The law’s been passed and I am lying lowHoping to hide from those who think they areKindly, compassionate. . . .

In the poem, seemingly imprisoned patients face pain with composure, but they are terrified of death by euthanasia—even though they once purported to choose death over illness. Feigning hardiness to protect themselves, they grow weaker. Ultimately, the poem pits the changeable will of patients against the law permitting euthanasia, and also against “murdering ministers” with the surreptitious power to take life.

Christian Themes

“My Roman Catholic religion and my poems are the most important things in my life,” said Jennings, whose craft and faith intertwine via biblical places, religious figures, and Christian metaphors and themes in a lifetime of poems. In Moments of Grace, references to Gethsemane, Jerusalem, Paradise, and Eden crop up in the final few lines of poems whose titles and treatment are otherwise secular, as does the sun as metaphor for a Communion wafer. To profess love’s willingness to overcome adversity, another poem draws on biblical phrasing—“seven times seven”—used in scripture to signal God’s works. Some poems, including “A Beseeching,” move beyond reference and metaphor to formal prayer: They acknowledge the reign of the Lord or the Virgin and then request divine help.

Christian themes are most explicit in “Christmas Suite in Five Movements,” the closing work that recounts Christ’s birth. Vacillating between images of a crying, needy babe and an adult Christ bearing crucifixion scars, Jennings’s version of Christmas emphasizes vulnerability. It also expresses a mutual need of humans for Christ and Christ for humans.

. . . This God fears the night, A child so terrified he asks for us. God is the cry we thought came from our own Perpetual sense of loss. Can God be frightened to be so alone? Does that child dream the cross?

As portrayed by Jennings, the Christ child is not the pacific infant of traditional holiday fare; he is very noisy, very fearful, and very human. Similarly, when the story jumps in time from the newborn to the mature Christ, it highlights emotional and physical discomforts—a disturbing dream, exhaustion, blindness from the sun, as well as a great deal of dust, heat, poverty, and cold. Why? The raw humanity underscores what Jennings calls the “terrible truth” of Christ’s suffering. Graphically portrayed, Christ’s suffering makes redemption real for people bearing their own burdens, including the burdens of unfulfilled love, misspoken words, and ebbing powers depicted in Moments of Grace.

Jennings’s Christmas suite closes without fanfare, focusing on the “tiny flesh/ And flickering spirit” of the Christ child. In a mixture of the Lord’s Prayer, the sacrament of Communion, and a sense of Christianity enduring, the closing lines of the collection offer quiet but potent hope: “Give us this daily Bread, this little Host.”

Sources for Further Study

Foisner, Sabine. “Elizabeth Jennings: Against the Dark.” In English Language and Literature: Positions and Dispositions, edited by James Hogg. Salzburg, Austria: University of Salzburg Press, 1990. Shows how Jennings renders imagination sacred, facilitates communion with God, affirms order over earthly chaos, and garners salvation from suffering.

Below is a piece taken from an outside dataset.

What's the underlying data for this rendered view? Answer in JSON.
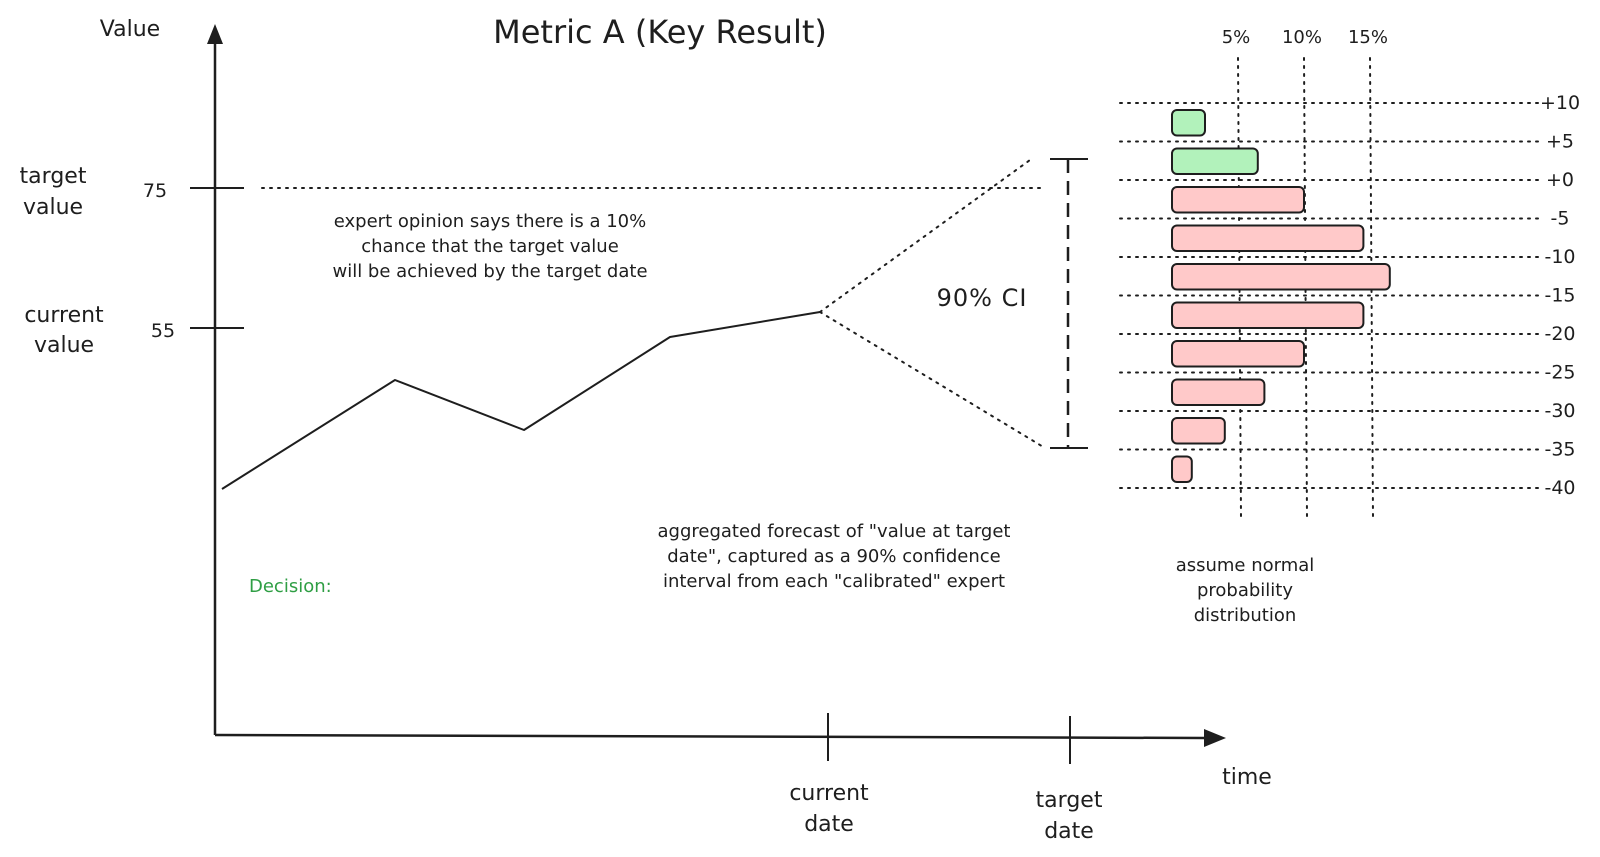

Gramang, Gerlinde. Elizabeth Jennings: An Appraisal of Her Life as a Poet, Her Approach to Her Work, and a Selection of the Major Themes of her Poetry. Lewiston, N.Y.: Edwin Mellen Press, 1995. Despite awkward phrasing and text wedded to the obvious, includes a comprehensive bibliography and an interview with Jennings.

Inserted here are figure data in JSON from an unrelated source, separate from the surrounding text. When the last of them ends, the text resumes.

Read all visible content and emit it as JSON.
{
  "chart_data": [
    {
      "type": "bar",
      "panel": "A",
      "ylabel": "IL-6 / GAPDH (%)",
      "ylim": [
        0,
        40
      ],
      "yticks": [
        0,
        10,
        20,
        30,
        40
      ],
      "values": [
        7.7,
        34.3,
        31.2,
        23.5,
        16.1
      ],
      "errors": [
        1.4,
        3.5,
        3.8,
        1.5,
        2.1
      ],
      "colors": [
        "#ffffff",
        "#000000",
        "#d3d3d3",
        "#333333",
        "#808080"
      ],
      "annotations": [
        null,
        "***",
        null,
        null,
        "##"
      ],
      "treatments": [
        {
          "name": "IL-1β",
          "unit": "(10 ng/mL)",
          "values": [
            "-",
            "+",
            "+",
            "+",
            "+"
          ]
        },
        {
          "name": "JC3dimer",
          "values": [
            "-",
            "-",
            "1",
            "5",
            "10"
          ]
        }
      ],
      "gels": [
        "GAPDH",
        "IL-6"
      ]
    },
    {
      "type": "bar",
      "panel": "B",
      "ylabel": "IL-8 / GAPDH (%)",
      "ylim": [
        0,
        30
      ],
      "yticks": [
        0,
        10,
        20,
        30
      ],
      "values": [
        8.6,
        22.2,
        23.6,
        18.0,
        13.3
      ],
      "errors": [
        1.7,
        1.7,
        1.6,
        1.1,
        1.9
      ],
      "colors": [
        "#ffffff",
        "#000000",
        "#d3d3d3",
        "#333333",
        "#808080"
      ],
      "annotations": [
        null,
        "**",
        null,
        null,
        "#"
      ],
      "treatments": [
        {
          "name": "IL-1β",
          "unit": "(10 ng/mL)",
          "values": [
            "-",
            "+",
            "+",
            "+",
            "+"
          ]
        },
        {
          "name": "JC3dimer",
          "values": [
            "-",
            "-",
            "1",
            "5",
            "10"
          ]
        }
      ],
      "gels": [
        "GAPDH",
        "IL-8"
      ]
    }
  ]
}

Riggs, Thomas, ed. Contemporary Poets. 7th ed. Detroit: St. James Press, 2001. Examines contemplation, projection, saints (including Saint Catherine and Saint Augustine), and mystical revelation in Jennings’s work.

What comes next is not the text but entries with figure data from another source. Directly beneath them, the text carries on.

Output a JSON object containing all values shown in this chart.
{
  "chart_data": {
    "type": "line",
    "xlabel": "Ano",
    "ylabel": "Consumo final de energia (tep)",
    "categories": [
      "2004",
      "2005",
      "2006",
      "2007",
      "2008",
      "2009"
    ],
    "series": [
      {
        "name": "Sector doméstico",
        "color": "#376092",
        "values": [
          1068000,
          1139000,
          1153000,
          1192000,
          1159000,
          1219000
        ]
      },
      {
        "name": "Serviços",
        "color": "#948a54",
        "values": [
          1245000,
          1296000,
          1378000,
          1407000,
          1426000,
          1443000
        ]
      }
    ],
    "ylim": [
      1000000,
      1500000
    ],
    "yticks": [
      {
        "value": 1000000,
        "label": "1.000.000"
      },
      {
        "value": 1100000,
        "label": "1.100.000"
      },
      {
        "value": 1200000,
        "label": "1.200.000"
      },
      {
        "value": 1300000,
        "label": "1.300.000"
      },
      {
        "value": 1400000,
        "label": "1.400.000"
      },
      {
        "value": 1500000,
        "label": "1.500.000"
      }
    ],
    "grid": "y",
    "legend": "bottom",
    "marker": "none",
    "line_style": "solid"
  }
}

Shelton, Pamela, ed. Contemporary Women Poets. Detroit: St. James Press, 1998. Traces Jennings’s entries into the experiences of artists, religious figures, the desperate, and the aged.

Wheeler, Michael. “Elizabeth Jennings and Gerard Manley Hopkins.” In Hopkins Among the Poets: Studies in Modern Responses to Gerard Manley Hopkins, edited by Richard F. Giles. Hamilton, Ont.: International Hopkins Association, 1985. Compares similar poetic treatments of innocence, suffering, and childhood. Notes parallels in tone and alliteration.